Thompson v. Oklahoma

LOCATION:McLean Credit Union

DOCKET NO.: 86-6169
DECIDED BY: Rehnquist Court (1988-1990)
LOWER COURT: Oklahoma Court of Criminal Appeals

CITATION: 487 US 815 (1988)
ARGUED: Nov 09, 1987
DECIDED: Jun 29, 1988

David W. Lee – Argued the cause for the respondent
Harry F. Tepker, Jr. – By appointment of the Court, argued the cause for the petitioner

Facts of the case

At the age of 15 years Thompson was tried as an adult, convicted of first degree murder, and sentenced to death. On appeal, the Court of Criminal Appeals of Oklahoma affirmed. The Supreme Court granted Thompson certiorari.


Would the execution of a 15 year old violate the Eighth Amendment’s prohibition against “cruel and unusual punishments”?

Media for Thompson v. Oklahoma

Audio Transcription for Oral Argument – November 09, 1987 in Thompson v. Oklahoma

Audio Transcription for Opinion Announcement – June 29, 1988 in Thompson v. Oklahoma

John Paul Stevens:

The second case that I have to announce is No. 86-6169, Thompson against Oklahoma, which comes to us from the Court of Criminal Appeals of that State.

The petitioner was convicted of first degree murder and sentenced to death.

The principal question presented is whether the execution of that sentence would violate the constitutional prohibition against the infliction of cruel and unusual punishment because petitioner was only 15 years old at the time of his offense.

The authors of the Eighth Amendment drafted a categorical prohibition against the infliction of cruel and unusual punishments, but they did not define the contours of that category.

They delegated that task to future generations of judges who have been guided by the evolving standards of decency that marked the progress of a maturing society.

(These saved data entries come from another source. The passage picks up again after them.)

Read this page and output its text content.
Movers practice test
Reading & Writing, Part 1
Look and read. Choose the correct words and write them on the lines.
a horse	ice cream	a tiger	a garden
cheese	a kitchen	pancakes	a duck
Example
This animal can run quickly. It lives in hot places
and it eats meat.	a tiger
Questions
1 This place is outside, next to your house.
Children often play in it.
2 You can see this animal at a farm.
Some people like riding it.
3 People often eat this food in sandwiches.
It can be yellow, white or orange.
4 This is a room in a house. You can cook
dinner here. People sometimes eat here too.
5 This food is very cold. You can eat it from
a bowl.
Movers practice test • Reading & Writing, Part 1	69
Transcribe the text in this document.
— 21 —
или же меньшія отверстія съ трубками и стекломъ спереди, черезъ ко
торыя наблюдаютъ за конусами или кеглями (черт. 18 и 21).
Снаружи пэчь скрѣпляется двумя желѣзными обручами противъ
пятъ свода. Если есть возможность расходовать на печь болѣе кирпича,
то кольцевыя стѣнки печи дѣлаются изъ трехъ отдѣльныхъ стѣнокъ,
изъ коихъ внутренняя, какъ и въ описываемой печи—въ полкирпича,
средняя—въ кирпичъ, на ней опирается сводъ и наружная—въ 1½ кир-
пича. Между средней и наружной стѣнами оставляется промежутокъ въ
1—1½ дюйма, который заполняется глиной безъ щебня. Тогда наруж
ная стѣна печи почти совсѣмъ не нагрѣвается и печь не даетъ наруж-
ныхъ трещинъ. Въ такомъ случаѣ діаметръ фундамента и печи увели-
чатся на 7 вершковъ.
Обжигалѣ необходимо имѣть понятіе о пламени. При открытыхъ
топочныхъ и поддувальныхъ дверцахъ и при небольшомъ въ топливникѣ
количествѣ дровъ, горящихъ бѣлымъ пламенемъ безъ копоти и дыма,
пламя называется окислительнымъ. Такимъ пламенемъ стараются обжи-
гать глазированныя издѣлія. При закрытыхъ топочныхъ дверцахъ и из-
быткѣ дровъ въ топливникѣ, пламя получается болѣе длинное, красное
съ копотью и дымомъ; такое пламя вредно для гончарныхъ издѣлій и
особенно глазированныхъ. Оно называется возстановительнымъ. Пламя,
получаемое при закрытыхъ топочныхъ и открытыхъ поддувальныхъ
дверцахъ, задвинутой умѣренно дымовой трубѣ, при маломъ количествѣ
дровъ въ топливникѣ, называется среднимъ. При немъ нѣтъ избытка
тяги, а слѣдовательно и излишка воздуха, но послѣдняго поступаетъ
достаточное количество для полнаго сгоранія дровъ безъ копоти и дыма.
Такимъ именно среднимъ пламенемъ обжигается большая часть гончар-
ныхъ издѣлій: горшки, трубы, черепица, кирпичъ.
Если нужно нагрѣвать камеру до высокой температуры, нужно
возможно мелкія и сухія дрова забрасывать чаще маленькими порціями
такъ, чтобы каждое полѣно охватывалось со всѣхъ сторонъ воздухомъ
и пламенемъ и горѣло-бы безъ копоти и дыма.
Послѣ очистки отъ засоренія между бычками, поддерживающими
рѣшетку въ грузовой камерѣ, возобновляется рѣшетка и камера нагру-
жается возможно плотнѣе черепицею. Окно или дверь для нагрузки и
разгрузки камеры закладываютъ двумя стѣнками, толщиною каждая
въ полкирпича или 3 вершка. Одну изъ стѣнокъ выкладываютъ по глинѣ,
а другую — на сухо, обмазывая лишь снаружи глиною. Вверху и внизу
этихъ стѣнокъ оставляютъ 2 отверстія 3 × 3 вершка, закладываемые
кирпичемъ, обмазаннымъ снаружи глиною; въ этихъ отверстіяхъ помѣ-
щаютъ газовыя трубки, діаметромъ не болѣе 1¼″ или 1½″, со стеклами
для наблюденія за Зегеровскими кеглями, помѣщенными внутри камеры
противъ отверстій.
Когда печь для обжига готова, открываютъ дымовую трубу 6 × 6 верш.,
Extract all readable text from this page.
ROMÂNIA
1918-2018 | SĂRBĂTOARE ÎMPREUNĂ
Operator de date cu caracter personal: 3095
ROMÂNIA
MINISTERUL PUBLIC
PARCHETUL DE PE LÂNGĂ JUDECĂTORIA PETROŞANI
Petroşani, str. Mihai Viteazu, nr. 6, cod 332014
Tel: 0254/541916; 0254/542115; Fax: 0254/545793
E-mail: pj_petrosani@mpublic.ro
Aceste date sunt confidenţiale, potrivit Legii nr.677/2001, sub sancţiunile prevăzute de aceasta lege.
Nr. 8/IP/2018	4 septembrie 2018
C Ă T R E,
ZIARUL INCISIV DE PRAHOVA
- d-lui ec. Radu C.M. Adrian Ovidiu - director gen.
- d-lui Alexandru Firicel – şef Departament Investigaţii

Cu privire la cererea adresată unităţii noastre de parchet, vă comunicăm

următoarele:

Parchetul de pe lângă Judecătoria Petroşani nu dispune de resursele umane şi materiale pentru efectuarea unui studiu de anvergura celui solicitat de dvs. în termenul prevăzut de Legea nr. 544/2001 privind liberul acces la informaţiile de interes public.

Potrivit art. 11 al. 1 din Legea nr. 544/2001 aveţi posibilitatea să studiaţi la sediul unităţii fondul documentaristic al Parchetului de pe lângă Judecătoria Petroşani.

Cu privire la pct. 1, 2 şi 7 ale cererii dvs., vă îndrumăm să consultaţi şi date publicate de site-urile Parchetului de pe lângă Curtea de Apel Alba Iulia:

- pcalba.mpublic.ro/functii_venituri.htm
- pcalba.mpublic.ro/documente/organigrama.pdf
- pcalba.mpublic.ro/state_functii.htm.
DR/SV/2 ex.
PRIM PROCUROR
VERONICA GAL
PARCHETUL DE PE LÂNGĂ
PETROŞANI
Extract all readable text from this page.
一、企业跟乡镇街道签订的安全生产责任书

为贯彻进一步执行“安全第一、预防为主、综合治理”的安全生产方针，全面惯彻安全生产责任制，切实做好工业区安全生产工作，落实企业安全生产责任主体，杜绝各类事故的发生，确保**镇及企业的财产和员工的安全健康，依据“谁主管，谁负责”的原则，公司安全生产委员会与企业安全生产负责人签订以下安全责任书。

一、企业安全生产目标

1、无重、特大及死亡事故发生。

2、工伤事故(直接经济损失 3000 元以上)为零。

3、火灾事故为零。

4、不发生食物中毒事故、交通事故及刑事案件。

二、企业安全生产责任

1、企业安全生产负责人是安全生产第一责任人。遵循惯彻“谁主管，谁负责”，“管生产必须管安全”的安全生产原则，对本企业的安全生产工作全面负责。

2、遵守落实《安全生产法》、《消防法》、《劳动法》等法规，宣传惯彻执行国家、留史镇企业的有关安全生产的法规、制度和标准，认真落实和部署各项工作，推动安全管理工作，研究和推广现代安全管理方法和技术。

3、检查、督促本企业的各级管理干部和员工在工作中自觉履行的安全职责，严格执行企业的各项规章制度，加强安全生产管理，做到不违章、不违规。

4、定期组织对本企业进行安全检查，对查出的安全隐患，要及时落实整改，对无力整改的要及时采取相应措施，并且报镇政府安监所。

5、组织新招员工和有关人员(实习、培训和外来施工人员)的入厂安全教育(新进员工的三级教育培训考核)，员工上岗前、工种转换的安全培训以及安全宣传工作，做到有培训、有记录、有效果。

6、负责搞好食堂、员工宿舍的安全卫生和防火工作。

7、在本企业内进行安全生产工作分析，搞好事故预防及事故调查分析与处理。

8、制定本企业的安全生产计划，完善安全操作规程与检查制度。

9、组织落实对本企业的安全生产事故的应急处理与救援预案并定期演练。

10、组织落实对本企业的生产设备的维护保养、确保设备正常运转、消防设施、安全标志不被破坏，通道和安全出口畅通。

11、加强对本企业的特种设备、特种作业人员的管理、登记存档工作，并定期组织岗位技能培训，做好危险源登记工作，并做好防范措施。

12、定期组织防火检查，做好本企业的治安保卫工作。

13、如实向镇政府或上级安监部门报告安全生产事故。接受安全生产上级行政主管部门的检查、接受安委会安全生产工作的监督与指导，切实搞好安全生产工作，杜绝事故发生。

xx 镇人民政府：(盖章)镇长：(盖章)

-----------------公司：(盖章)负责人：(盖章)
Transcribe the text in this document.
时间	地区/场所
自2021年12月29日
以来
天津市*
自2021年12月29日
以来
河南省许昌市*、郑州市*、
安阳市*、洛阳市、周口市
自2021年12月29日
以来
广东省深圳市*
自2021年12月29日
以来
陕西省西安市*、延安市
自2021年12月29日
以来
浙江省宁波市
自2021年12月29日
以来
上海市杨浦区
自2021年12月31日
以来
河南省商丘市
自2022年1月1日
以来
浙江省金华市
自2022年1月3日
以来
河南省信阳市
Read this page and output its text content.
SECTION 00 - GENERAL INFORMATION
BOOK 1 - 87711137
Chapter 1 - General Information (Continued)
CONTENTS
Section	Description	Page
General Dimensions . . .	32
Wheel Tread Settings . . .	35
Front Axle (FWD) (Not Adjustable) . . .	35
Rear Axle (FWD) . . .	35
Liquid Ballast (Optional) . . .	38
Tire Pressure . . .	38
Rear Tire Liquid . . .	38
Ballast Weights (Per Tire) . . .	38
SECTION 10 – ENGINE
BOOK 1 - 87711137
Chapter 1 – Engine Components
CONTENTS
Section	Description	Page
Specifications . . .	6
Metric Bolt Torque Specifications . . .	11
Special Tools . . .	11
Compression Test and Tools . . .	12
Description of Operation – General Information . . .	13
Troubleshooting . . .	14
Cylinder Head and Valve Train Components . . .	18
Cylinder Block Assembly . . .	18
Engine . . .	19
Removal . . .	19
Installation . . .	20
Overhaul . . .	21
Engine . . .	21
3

In performing the task in capital punishment cases, the Court has reviewed the work product of state legislatures and sentencing juries and has carefully considered the reasons why a civilized society may accept or reject the death penalty in certain types of cases.

In this case, the opinions that have been filed all agree with the proposition that there is an age below which a juvenile’s crimes can never be constitutionally punished by death.

For reasons stated in separate opinion, one filed by Justice O’Connor and the other which I have filed and which is joined by Justice Brennan, Justice Marshall and Justice Blackmun, we conclude that the death sentence may not be carried out in this case.

Justice O’Connor’s opinion stresses the fact that every single American legislature that has expressly set a minimum age for capital punishment has set that age at 16 or above.

When one adds those 18 states to the 14 that have rejected capital punishment completely, it appears that almost two-thirds of the state legislatures have definitely concluded that no 15-year-old should be exposed to the threat of execution.

In my opinion, I review additional evidence of state legislative decisions that draw the line between childhood and adulthood in different ways in different parts of the country.

This legislation is consistent with the proposition based on the long history of our law that the normal 15-year-old is not prepared to assume the full responsibilities of an adult.

We also review the experience of sentencing juries that indicate how uncommon it is for a person under 16 years of age to be sentenced to death.

Finally, relying in part on opinions authored by Justice Powell, we endorsed the proposition that less culpability attaches to a crime committed by a juvenile and to a comparable crime committed by an adult.

We explained why neither of the two principle societal purposes on which the Court has relied to uphold the death penalty, retribution, and deterrence of capital crimes by prospective offenders supports the imposition of capital punishment upon a 15-year-old offender.

Because we are not persuaded that the imposition of the death penalty for offenses committed by persons under 16 years of age has made or can be expected to make any measurable contribution to the goals that capital punishment is intended to achieve.

Its infliction involves nothing more than the purposeless and needless imposition of pain and suffering and is therefore an unconstitutional punishment.

Thus, for the reasons stated at greater length and the opinions filed by Justice O’Connor and by me, the judgment of the Court of the Criminal Appeals is vacated.

Justice Scalia has filed a dissenting opinion in which the Chief Justice and Justice White have joined.

Justice Kennedy took no part in the consideration or decision of the case.